NEW DELHI: Capital markets regulator SEBI on Monday told the Supreme Court that its 2019 rule changes do not make it tougher to identify beneficiaries of offshore funds, and action will be taken if any violation is found or established.
SEBI said it has continuously tightened rules concerning beneficial ownership and related-party transactions – key aspects in the allegations of Adani Group manipulating its stock price.
A Supreme Court-appointed expert committee had in an interim report in May stated that it saw “no evident pattern of manipulation” in billionaire Gautam Adani‘s companies and there was no regulatory failure.

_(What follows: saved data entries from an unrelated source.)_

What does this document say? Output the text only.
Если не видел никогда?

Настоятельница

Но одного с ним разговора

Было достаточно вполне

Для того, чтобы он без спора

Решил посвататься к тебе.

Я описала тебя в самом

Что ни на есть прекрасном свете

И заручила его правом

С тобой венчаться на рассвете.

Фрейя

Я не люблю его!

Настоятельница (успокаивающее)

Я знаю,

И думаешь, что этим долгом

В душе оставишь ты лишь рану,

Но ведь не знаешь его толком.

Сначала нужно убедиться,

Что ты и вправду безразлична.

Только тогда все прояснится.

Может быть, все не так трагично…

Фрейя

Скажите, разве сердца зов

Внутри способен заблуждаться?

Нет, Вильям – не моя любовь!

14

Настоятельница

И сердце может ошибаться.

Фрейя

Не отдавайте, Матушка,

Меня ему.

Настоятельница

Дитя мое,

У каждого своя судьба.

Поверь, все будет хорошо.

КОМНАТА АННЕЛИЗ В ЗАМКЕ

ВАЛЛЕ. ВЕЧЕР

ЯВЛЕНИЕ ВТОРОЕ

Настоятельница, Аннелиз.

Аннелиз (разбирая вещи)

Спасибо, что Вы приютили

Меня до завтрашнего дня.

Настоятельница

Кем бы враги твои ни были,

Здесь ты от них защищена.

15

It, however, cited several amendments the
and Exchange Board of India (SEBI) made between 2014-2019 that constrained regulators’ ability to investigate, and its probe into alleged violation in money flows from offshore entities has “drawn a blank”.

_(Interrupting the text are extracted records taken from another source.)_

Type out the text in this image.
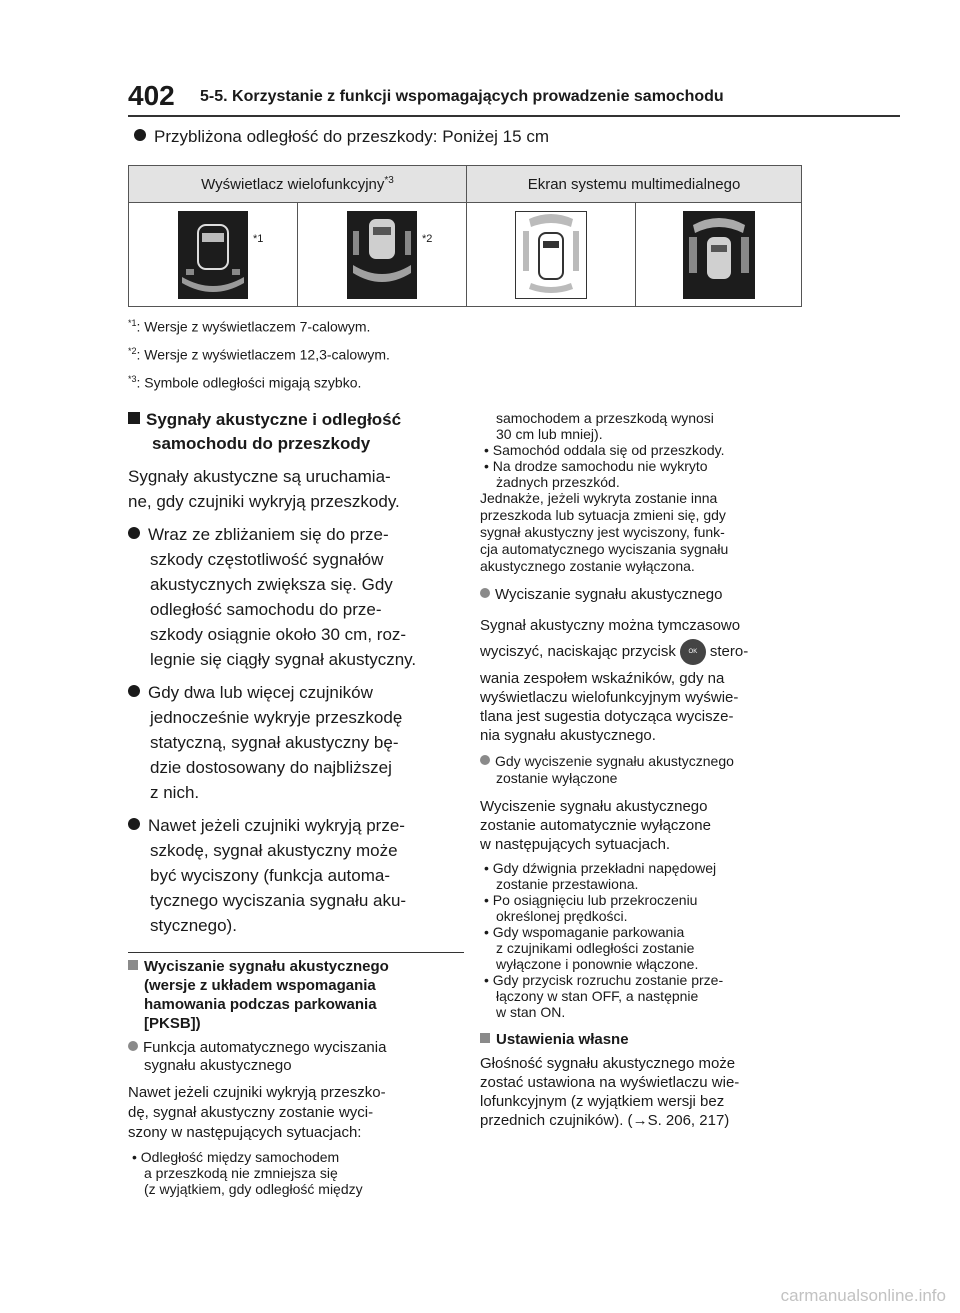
402 5-5. Korzystanie z funkcji wspomagających prowadzenie samochodu
Przybliżona odległość do przeszkody: Poniżej 15 cm
Wyświetlacz wielofunkcyjny$^{*3}$		Ekran systemu multimedialnego	

*1	*2

$^{*1}$: Wersje z wyświetlaczem 7-calowym.
$^{*2}$: Wersje z wyświetlaczem 12,3-calowym.
$^{*3}$: Symbole odległości migają szybko.
Sygnały akustyczne i odległość
samochodu do przeszkody

Sygnały akustyczne są uruchamia-
ne, gdy czujniki wykryją przeszkody.

Wraz ze zbliżaniem się do prze-
szkody częstotliwość sygnałów
akustycznych zwiększa się. Gdy
odległość samochodu do prze-
szkody osiągnie około 30 cm, roz-
legnie się ciągły sygnał akustyczny.

Gdy dwa lub więcej czujników
jednocześnie wykryje przeszkodę
statyczną, sygnał akustyczny bę-
dzie dostosowany do najbliższej
z nich.

Nawet jeżeli czujniki wykryją prze-
szkodę, sygnał akustyczny może
być wyciszony (funkcja automa-
tycznego wyciszania sygnału aku-
stycznego).

Wyciszanie sygnału akustycznego
(wersje z układem wspomagania
hamowania podczas parkowania
[PKSB])

Funkcja automatycznego wyciszania
sygnału akustycznego

Nawet jeżeli czujniki wykryją przeszko-
dę, sygnał akustyczny zostanie wyci-
szony w następujących sytuacjach:

• Odległość między samochodem
a przeszkodą nie zmniejsza się
(z wyjątkiem, gdy odległość między

samochodem a przeszkodą wynosi
30 cm lub mniej).

• Samochód oddala się od przeszkody.

• Na drodze samochodu nie wykryto
żadnych przeszkód.

Jednakże, jeżeli wykryta zostanie inna
przeszkoda lub sytuacja zmieni się, gdy
sygnał akustyczny jest wyciszony, funk-
cja automatycznego wyciszania sygnału
akustycznego zostanie wyłączona.

Wyciszanie sygnału akustycznego

Sygnał akustyczny można tymczasowo
wyciszyć, naciskając przycisk OK stero-

wania zespołem wskaźników, gdy na
wyświetlaczu wielofunkcyjnym wyświe-
tlana jest sugestia dotycząca wycisze-
nia sygnału akustycznego.

Gdy wyciszenie sygnału akustycznego
zostanie wyłączone

Wyciszenie sygnału akustycznego
zostanie automatycznie wyłączone
w następujących sytuacjach.

• Gdy dźwignia przekładni napędowej
zostanie przestawiona.

• Po osiągnięciu lub przekroczeniu
określonej prędkości.

• Gdy wspomaganie parkowania
z czujnikami odległości zostanie
wyłączone i ponownie włączone.

• Gdy przycisk rozruchu zostanie prze-
łączony w stan OFF, a następnie
w stan ON.

Ustawienia własne

Głośność sygnału akustycznego może
zostać ustawiona na wyświetlaczu wie-
lofunkcyjnym (z wyjątkiem wersji bez
przednich czujników). (→S. 206, 217)

carmanualsonline.info
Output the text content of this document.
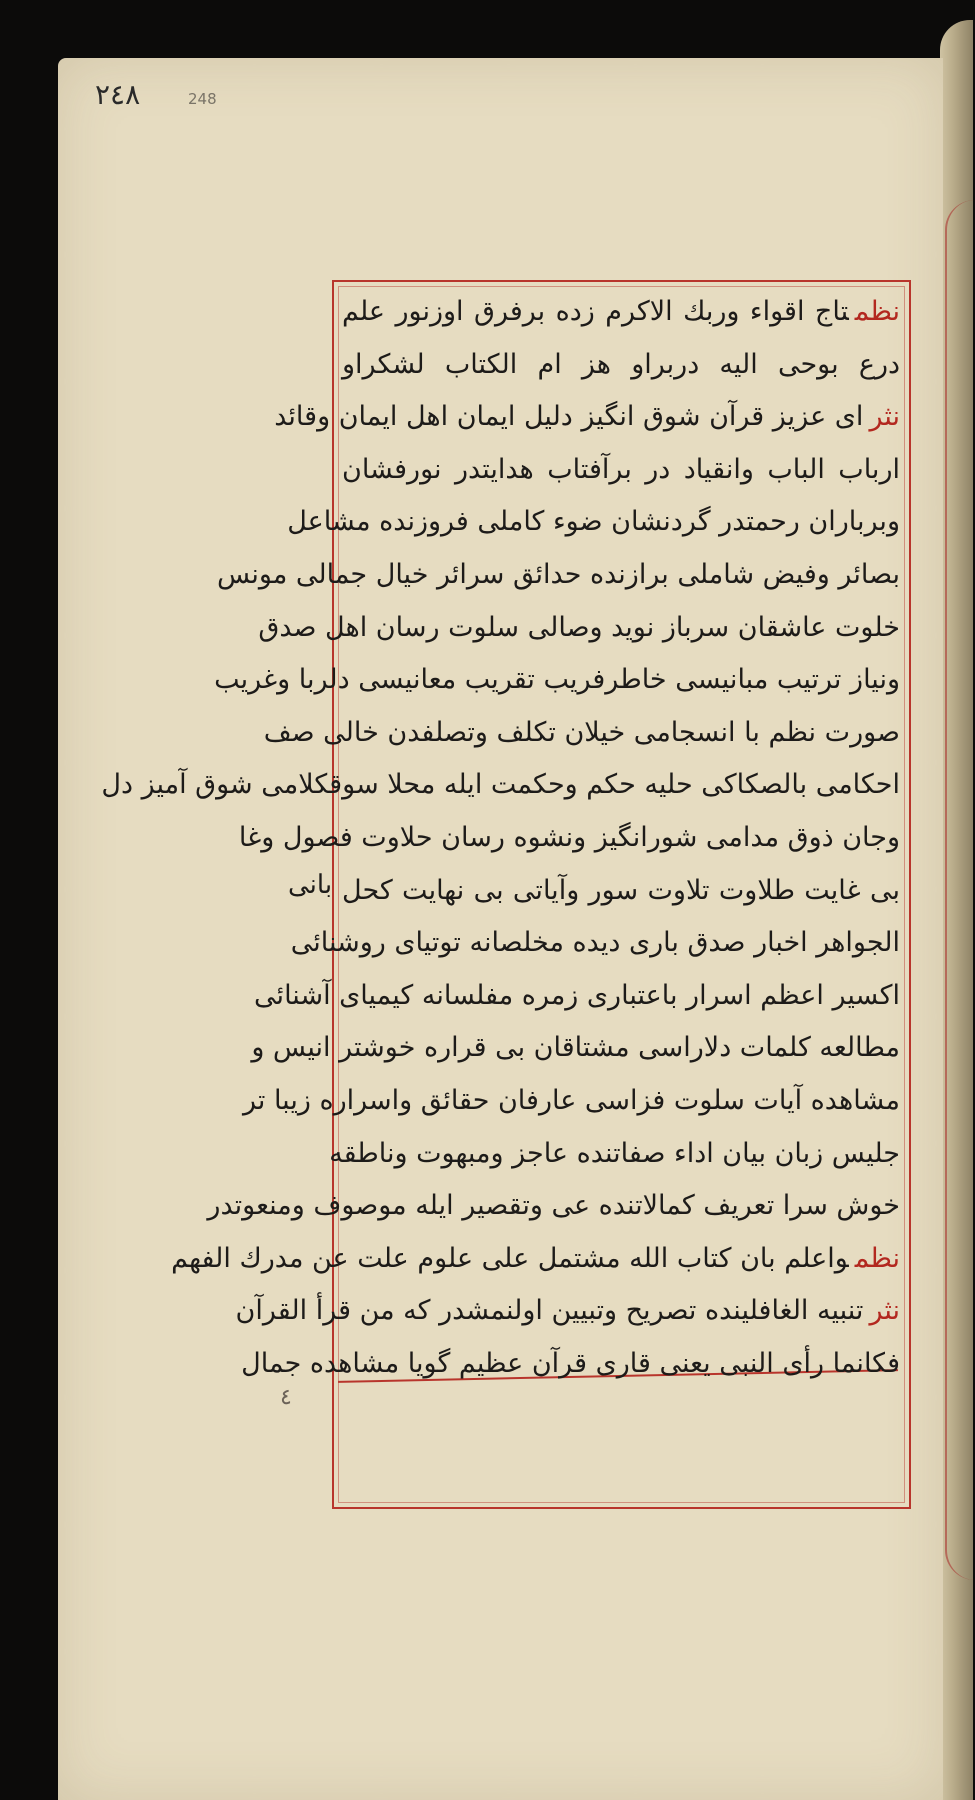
٢٤٨	248
بانی
٤
نظمتاج اقواء وربك الاكرم زده برفرق اوزنور علم
درع بوحی الیه دربراو هز ام الكتاب لشكراو
نثرای عزیز قرآن شوق انگیز دلیل ایمان اهل ایمان وقائد
ارباب الباب وانقیاد در برآفتاب هدایتدر نورفشان
وبرباران رحمتدر گردنشان ضوء كاملی فروزنده مشاعل
بصائر وفیض شاملی برازنده حدائق سرائر خیال جمالی مونس
خلوت عاشقان سرباز نوید وصالی سلوت رسان اهل صدق
ونیاز ترتیب مبانیسی خاطرفریب تقریب معانیسی دلربا وغریب
صورت نظم با انسجامی خیلان تكلف وتصلفدن خالی صف
احكامی بالصكاكی حلیه حكم وحكمت ایله محلا سوقكلامی شوق آمیز دل
وجان ذوق مدامی شورانگیز ونشوه رسان حلاوت فصول وغا
بی غایت طلاوت تلاوت سور وآیاتی بی نهایت كحل
الجواهر اخبار صدق باری دیده مخلصانه توتیای روشنائی
اكسیر اعظم اسرار باعتباری زمره مفلسانه كیمیای آشنائی
مطالعه كلمات دلاراسی مشتاقان بی قراره خوشتر انیس و
مشاهده آیات سلوت فزاسی عارفان حقائق واسراره زیبا تر
جلیس زبان بیان اداء صفاتنده عاجز ومبهوت وناطقه
خوش سرا تعریف كمالاتنده عی وتقصیر ایله موصوف ومنعوتدر
نظمواعلم بان كتاب الله مشتمل علی علوم علت عن مدرك الفهم
نثرتنبیه الغافلینده تصریح وتبیین اولنمشدر كه من قرأ القرآن
فكانما رأی النبی یعنی قاری قرآن عظیم گویا مشاهده جمال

Without making any mention of the status report of its own investigation into allegations against Adani Group, SEBI in its latest affidavit to the Supreme Court said it did not agree with the expert committee observation of difficulties in identifying holders of economic interest behind an offshore fund.
It also differed with the panel observation that stocks will re-price if the markets feel actions taken in the past by the company were not desirable, saying even if the market may re-price the stocks of the company based on the past transactions, “there is no bar on SEBI to examine any securities laws violations because re-pricing of the stock has happened.”
SEBI indicated it does not agree with the expert committee’s views and action will be taken if any violation is found/established.
After a report of US short-seller Hindenburg Research alleging accounting fraud, stock market manipulation and improper use of offshore entities by Adani Group stirred a political row and triggered a rout in the conglomerate’s stocks, dethroning Adani as the world’s third richest man, the Supreme Court had on March 2 constituted the expert committee to investigate if there was any failure to disclose transactions with related parties and if stock prices were manipulated.
The committee was to work in parallel with the probe by Sebi into offshore entities investing in the Adani Group. The regulator was first asked to complete the probe in two months and then given another three months till August 14.
In the affidavit, SEBI said its 2019 rule changes in fact “tightened the disclosure requirement” related to beneficial owners.
In its 43-page filing, SEBI opposed the expert committee’s recommendation that a firm timeline for the regulator to complete its investigation must be “embedded into the law”, saying prescribing such limits “may compromise the quality of investigation”, create constraints and increase litigation.
A bench headed by Chief Justice D Y Chandrachud is scheduled to hear the ongoing Adani-Hindenburg case on Tuesday.
In the affidavit, SEBI has given its views on the recommendations by the expert committee on issues like effective enforcement policy, judicial discipline, robust settlement policy, necessary timelines, surveillance and market administration measures, creation of financial redress agency and others.
“Prescribing timelines for initiation of investigation and proceedings may not be appropriate as the Board is mandated to form a prima-facie opinion (reasonable grounds) to appoint an investigating authority,” it said.
“Further, the nature, scope and complexity of cases in the securities market vary significantly, and ‘reasonable time’ to complete investigation would depend on the facts of each specific case and availability of information. Therefore, prescribing specific timelines to complete the investigation may compromise the quality of the investigation,” the SEBI said.